Eran unos estupendos Rigel, con función de visión nocturna, que por lo general usan los cazadores.

– ¿Ha comprado esto para poder ver en la oscuridad, señora?

– En principio no los compré para espiar mi vieja casa, si es eso lo que quiere saber: mi nieto MacKenzie me los regaló cuando todavía vivía en Larchmont. Pensó que me serían útiles puesto que cada vez veía menos, y tenía razón.

Las lentes hacían resaltar las ventanas de la buhardilla. En la oscuridad no veía detalladamente, aunque sí lo suficiente como para distinguir el tragaluz recortado en el empinado techo. Las ventanitas de debajo de los aleros no tenían cortinas. La entrada principal, donde habíamos aparcado tanto el policía como yo, se encontraba a la izquierda, frente a Anodyne Park. A cualquiera que viniese a la propiedad desde la calle se le vería fácilmente desde allí si se estaba mirando; sin embargo, el establo y el invernadero ocultarían a quien se acercara desde el jardín de la parte trasera.

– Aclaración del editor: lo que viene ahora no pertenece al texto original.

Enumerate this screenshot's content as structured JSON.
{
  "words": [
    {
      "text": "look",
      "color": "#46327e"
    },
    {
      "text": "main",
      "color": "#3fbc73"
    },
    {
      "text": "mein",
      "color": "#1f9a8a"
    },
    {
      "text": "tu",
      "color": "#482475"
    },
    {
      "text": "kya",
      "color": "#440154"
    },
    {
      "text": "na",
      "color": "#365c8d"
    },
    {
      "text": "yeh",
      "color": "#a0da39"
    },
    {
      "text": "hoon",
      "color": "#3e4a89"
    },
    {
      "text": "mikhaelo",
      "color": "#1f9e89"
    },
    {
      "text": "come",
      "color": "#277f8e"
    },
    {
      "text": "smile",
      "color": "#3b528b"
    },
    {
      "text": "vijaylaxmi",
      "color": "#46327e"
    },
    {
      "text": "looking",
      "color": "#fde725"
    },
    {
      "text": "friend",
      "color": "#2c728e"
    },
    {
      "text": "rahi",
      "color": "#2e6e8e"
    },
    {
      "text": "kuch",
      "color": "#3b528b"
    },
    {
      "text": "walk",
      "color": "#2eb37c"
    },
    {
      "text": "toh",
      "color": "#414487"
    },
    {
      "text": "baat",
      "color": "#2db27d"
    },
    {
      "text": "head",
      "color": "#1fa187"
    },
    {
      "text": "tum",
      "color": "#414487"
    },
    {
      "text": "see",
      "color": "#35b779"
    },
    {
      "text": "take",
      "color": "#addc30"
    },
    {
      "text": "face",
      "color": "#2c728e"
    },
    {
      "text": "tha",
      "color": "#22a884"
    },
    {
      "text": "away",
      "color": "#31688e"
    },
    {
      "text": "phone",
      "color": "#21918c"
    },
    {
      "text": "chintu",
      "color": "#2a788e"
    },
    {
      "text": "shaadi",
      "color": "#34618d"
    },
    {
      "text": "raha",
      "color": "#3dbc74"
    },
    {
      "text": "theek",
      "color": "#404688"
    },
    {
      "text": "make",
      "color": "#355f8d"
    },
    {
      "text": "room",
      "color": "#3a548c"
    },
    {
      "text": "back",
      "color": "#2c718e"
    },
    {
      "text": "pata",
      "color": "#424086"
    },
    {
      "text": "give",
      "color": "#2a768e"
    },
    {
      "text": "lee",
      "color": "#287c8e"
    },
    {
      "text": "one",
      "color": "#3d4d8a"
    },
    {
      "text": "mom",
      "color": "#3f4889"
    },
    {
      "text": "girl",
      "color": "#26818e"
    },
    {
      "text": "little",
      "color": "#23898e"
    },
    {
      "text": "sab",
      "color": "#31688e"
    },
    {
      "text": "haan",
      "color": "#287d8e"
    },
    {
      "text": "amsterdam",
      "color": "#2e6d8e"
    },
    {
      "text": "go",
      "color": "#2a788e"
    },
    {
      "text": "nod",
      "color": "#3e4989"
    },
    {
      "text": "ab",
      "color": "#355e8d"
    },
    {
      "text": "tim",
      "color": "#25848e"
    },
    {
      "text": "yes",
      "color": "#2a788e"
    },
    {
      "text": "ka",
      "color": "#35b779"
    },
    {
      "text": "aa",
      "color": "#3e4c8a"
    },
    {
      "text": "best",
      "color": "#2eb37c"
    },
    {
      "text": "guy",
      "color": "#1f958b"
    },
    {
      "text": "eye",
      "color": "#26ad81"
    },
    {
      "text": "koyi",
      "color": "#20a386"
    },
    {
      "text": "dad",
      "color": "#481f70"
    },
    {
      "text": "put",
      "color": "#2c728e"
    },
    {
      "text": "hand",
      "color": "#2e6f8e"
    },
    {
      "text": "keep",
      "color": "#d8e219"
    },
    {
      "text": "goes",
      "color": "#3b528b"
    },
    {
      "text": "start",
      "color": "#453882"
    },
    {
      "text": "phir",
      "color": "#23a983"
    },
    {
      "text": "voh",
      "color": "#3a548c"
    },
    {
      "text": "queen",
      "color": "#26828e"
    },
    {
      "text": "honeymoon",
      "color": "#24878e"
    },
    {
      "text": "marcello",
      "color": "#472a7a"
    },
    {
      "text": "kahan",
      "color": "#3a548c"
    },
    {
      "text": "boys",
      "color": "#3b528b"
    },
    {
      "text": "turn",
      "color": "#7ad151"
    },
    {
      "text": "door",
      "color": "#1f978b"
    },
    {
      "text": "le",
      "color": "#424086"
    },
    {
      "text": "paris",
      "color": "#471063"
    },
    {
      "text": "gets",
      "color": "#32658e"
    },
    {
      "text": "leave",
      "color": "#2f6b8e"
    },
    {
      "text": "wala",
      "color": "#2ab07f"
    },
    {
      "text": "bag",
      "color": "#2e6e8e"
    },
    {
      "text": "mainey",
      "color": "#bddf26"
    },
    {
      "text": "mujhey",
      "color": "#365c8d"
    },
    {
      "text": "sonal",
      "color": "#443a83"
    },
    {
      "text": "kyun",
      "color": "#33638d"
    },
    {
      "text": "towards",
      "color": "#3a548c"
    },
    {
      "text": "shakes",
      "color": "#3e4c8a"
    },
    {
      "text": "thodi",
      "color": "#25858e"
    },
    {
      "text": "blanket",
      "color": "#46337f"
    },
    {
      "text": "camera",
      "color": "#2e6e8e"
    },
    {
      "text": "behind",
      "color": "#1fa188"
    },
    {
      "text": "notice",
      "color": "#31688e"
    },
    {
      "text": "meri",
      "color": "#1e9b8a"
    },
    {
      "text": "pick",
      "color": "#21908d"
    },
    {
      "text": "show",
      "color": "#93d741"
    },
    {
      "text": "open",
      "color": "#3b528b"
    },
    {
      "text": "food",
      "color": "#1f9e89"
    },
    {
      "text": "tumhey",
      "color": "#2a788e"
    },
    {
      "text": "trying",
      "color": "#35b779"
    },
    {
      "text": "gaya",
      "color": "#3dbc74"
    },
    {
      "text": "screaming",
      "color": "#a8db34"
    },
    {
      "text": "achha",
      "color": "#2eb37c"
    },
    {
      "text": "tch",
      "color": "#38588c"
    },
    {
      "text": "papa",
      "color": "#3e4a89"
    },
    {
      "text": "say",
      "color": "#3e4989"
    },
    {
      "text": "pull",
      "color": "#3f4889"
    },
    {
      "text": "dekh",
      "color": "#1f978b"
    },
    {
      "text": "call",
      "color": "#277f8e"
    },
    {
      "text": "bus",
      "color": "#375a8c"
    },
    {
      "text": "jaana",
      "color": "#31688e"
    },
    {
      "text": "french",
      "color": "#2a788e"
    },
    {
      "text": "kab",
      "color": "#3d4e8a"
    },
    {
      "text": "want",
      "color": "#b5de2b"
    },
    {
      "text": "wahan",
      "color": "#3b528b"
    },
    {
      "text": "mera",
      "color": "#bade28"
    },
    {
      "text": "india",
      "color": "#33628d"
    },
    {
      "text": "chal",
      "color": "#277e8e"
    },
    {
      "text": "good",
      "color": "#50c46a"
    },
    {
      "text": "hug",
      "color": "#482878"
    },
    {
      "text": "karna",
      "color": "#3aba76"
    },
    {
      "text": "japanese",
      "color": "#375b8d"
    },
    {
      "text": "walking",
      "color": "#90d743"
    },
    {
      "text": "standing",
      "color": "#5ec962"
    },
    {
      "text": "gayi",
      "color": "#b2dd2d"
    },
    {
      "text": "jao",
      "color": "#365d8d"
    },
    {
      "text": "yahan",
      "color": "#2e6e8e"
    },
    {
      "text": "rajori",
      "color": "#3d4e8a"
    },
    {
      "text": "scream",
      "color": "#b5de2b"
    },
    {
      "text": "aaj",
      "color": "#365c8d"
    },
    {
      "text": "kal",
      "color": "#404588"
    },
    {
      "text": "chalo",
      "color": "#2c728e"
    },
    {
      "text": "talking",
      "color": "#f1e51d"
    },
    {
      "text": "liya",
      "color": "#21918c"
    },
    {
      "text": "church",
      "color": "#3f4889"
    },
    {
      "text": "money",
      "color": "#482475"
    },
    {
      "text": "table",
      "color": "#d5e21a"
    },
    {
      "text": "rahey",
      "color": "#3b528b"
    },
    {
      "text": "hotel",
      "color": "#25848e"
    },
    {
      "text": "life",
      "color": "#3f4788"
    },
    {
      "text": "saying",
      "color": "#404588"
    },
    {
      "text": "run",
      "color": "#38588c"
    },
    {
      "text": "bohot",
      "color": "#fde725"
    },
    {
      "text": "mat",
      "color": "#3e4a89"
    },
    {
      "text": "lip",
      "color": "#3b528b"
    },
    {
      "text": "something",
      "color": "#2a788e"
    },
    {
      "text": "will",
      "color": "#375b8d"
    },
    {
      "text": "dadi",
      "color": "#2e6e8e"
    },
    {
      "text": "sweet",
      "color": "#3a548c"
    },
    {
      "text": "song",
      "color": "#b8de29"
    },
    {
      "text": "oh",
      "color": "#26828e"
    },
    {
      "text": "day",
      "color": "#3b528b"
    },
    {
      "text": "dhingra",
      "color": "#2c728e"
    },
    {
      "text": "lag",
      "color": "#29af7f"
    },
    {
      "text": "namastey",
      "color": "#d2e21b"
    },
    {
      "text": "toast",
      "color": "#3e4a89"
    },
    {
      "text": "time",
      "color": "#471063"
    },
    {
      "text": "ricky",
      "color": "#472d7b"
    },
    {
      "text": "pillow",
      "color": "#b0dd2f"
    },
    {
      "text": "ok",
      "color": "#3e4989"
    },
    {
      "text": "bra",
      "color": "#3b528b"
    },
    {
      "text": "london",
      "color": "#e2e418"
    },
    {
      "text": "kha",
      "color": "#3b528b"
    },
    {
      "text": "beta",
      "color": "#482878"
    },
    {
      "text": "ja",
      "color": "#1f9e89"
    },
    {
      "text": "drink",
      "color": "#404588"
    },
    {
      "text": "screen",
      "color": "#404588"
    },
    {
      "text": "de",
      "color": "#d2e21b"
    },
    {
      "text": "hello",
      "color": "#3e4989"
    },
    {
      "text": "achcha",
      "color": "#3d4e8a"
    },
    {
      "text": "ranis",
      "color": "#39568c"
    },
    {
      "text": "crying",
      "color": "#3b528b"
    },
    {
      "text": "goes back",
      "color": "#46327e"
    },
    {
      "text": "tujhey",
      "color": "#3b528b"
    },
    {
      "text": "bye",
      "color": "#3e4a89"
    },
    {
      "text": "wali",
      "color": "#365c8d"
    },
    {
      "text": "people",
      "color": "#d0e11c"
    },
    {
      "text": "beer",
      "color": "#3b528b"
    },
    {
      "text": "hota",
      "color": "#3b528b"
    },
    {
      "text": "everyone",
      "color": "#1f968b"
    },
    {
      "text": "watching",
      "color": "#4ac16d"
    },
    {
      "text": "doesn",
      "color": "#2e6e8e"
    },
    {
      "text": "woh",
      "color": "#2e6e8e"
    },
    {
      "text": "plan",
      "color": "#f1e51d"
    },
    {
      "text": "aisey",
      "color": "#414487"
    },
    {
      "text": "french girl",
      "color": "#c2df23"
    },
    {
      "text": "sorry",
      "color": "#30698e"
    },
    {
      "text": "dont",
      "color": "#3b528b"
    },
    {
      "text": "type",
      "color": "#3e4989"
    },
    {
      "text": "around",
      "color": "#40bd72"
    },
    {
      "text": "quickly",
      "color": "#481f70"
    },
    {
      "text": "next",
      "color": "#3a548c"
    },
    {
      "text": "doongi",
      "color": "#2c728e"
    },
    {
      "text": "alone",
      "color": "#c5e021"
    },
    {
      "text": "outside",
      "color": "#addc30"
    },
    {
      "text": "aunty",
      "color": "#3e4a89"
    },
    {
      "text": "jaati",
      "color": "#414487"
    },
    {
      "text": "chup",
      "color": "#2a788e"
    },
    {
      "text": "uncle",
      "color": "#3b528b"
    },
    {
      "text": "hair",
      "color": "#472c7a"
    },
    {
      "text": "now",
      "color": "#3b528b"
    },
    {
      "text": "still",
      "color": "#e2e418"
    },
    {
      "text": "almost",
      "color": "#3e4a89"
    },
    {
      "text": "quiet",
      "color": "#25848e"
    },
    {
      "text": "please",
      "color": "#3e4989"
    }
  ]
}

– Encontré botellas vacías y cosas así cuando estuve dando una vuelta por allí -dije mientras seguía escrutando la casa en busca de señales de luz o de vida-. Está claro que viene gente a la propiedad ahora que está desocupada. ¿Cree usted que es eso lo que ve?

– Oh, supongo que los trabajadores experimentan cierta sensación de triunfo teniendo relaciones sexuales en los terrenos del viejo Drummond -dijo con desdén-, pero yo he visto luces titilando en el ático en plena noche. La claraboya revela tanto lo que hay dentro como lo que hay fuera. Era el cuarto de estar de los sirvientes cuando mi madre gobernaba Larchmont. De niña solía subir para ver a las doncellas jugar al póquer. Ella no sabía nada de los juegos de cartas, pero los niños y los sirvientes son aliados naturales.